Погружение в политическую стихию привело к нервному переутомлению. В своем последнем стихотворении – «Пушкинскому дому» – Блок как будто впустил в окно свежий воздух, забыв обо всем преходящем и злободневном. Оно открывало новый, так и не состоявшийся в его поэзии, стиль – с классической простотой образов и ритмов:
- Пушкин! Тайную свободу
- Пели мы вослед тебе!
- Дай нам руку в непогоду,
- Помоги в немой борьбе!
- <...> Вот зачем, в часы заката
- Уходя в ночную тьму,
- С белой площади Сената
- Тихо кланяюсь ему.
Как важно, что он успел написать эти стихи, успел поклониться первому поэту России, такому хрестоматийному и необходимому.

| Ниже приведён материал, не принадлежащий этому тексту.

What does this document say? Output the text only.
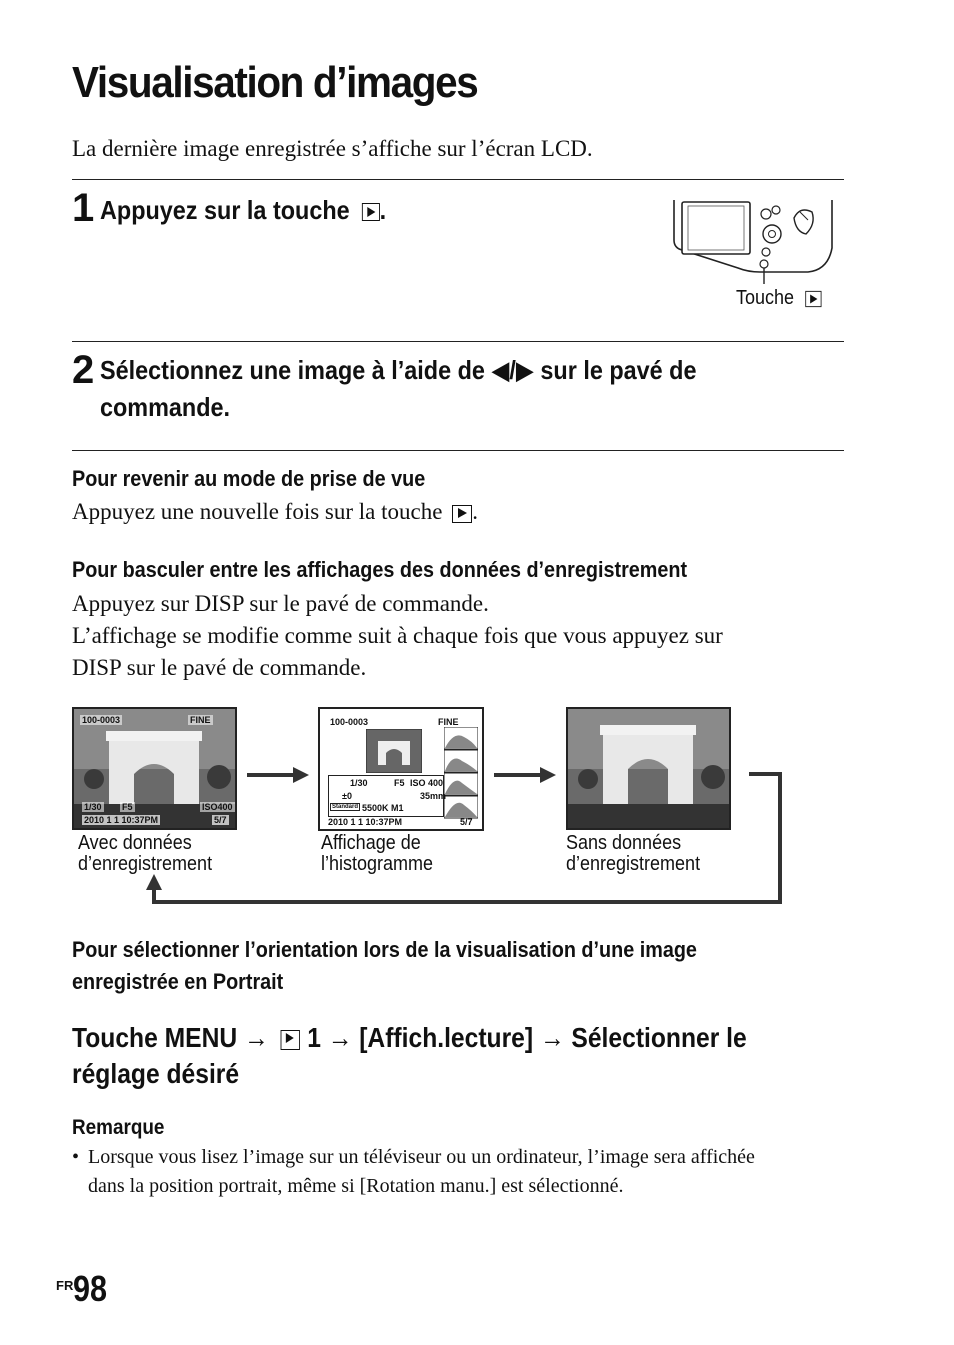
Visualisation d’images
La dernière image enregistrée s’affiche sur l’écran LCD.
1 Appuyez sur la touche .
Touche
2 Sélectionnez une image à l’aide de ◀/▶ sur le pavé de
commande.
Pour revenir au mode de prise de vue
Appuyez une nouvelle fois sur la touche .
Pour basculer entre les affichages des données d’enregistrement
Appuyez sur DISP sur le pavé de commande.
L’affichage se modifie comme suit à chaque fois que vous appuyez sur
DISP sur le pavé de commande.
100-0003	FINE
1/30 F5	ISO400
2010 1 1 10:37PM	5/7
100-0003	FINE
1/30	F5 ISO 400
±0	35mm
Standard 5500K M1
2010 1 1 10:37PM	5/7
Avec données
d’enregistrement
Affichage de
l’histogramme
Sans données
d’enregistrement
Pour sélectionner l’orientation lors de la visualisation d’une image
enregistrée en Portrait
Touche MENU → 1 → [Affich.lecture] → Sélectionner le
réglage désiré
Remarque
• Lorsque vous lisez l’image sur un téléviseur ou un ordinateur, l’image sera affichée
dans la position portrait, même si [Rotation manu.] est sélectionné.
FR 98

Когда Блок слагал послание Пушкинскому дому, к нему уже подступили болезни – цинга, астма, постепенный упадок сил. С середины мая 1921 года сорокалетний поэт почти не вставал с постели. Сильный грипп привел к полному ослаблению. Разноречивые советы врачей не могли ему помочь. Нарком просвещения Анатолий Луначарский хлопотал о его отъезде в Европу – лечиться.
Все разговоры о том, что поэта убили, что его могли спасти – суета. Он жил без оглядки на обстоятельства, на «полезных людей», все это просто несочетаемо с Блоком. Он значительно крупнее любых сенсаций и «версиек». В день, когда ему были готовы выдать загранпаспорт, сердце поэта остановилось. По завещанию поэта над его могилой установили простой православный крест.